Fleximake shall not be under any liability whatsoever for the consequences of any failure on its part to perform or delay in performing any obligation under the Contract when due, whilst and to the extent that such failure or delay is due directly or indirectly to any event of force majeure. Without limiting the generality of the foregoing, this includes any liability whatsoever for any delay in completion, delivery, despatch, shipment, or arrival of the goods or in the tender of any documents or the like. “event of force majeure” includes any acts of God, war, riots, strikes, lock outs, trade disputes, fires, break downs, mechanical failures, interruptions of transport, Government action or any other cause whatsoever, whether or not of a like nature to those specified above, outside the reasonable control of Fleximake. If there is an event of force majeure, Fleximake will notify the Purchaser of the event and the likely impact on its performance under the Contract. If the event affects the capacity of Fleximake to complete its material obligations under the Contract in a timely manner, Fleximake may by notice to the Purchaser terminate the Contract without any liability whatsoever on its part arising from such termination.

15. Notices

  1. Any notice required under these Terms may be given by any party, including any director or authorized person of that party.
  2. Any notice may be given at that party’s registered address or other address stipulated in any application in connection with these Terms or as notified in writing for the purposes of this clause. Without limitation this includes any electronic address notified to the other party.
  3. Where a notice is posted by a party it will be taken as delivered on the second business day following posting unless the contrary is proved.

16. Assignment

The Purchaser may not assign or transfer or purport to assign or transfer any of its rights or obligations under or in connection with the Contract to any other person or corporation whatsoever.

17. Sub-contracts

Fleximake reserves the right to sub-contract the performance of any Contract or part thereof to any other party or person or corporation it may determine.
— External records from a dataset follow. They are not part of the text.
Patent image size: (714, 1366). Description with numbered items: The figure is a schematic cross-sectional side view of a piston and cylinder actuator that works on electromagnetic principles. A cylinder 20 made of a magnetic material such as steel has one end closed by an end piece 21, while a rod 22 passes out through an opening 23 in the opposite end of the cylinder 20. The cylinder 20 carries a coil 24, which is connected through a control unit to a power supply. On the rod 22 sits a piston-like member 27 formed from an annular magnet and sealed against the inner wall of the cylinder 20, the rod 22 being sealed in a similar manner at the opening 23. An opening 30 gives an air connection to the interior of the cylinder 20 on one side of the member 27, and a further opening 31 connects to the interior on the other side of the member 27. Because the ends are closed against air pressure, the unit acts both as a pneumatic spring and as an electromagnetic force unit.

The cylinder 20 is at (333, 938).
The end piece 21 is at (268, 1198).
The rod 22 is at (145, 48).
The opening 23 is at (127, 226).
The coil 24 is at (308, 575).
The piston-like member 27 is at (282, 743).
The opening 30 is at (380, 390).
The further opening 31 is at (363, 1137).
18. Proper Law and Jurisdiction

All Contracts made between Fleximake and the Purchaser shall be governed by and construed in accordance with the laws of Victoria, Australia. The Purchaser agrees to submit to the non-exclusive jurisdiction of the Victorian Courts and courts of appeal there from for all purposes of or in connection with such Contracts.

19. Cost Recovery

Any expenses, costs or disbursements incurred by Fleximake in recovering any outstanding monies owing by the Purchaser including debt collection fees and solicitors’ costs shall be paid by the Purchaser, providing that those fees do not exceed the scale charges as charged by that debt collection agency or solicitor plus any out-of-pocket expenses.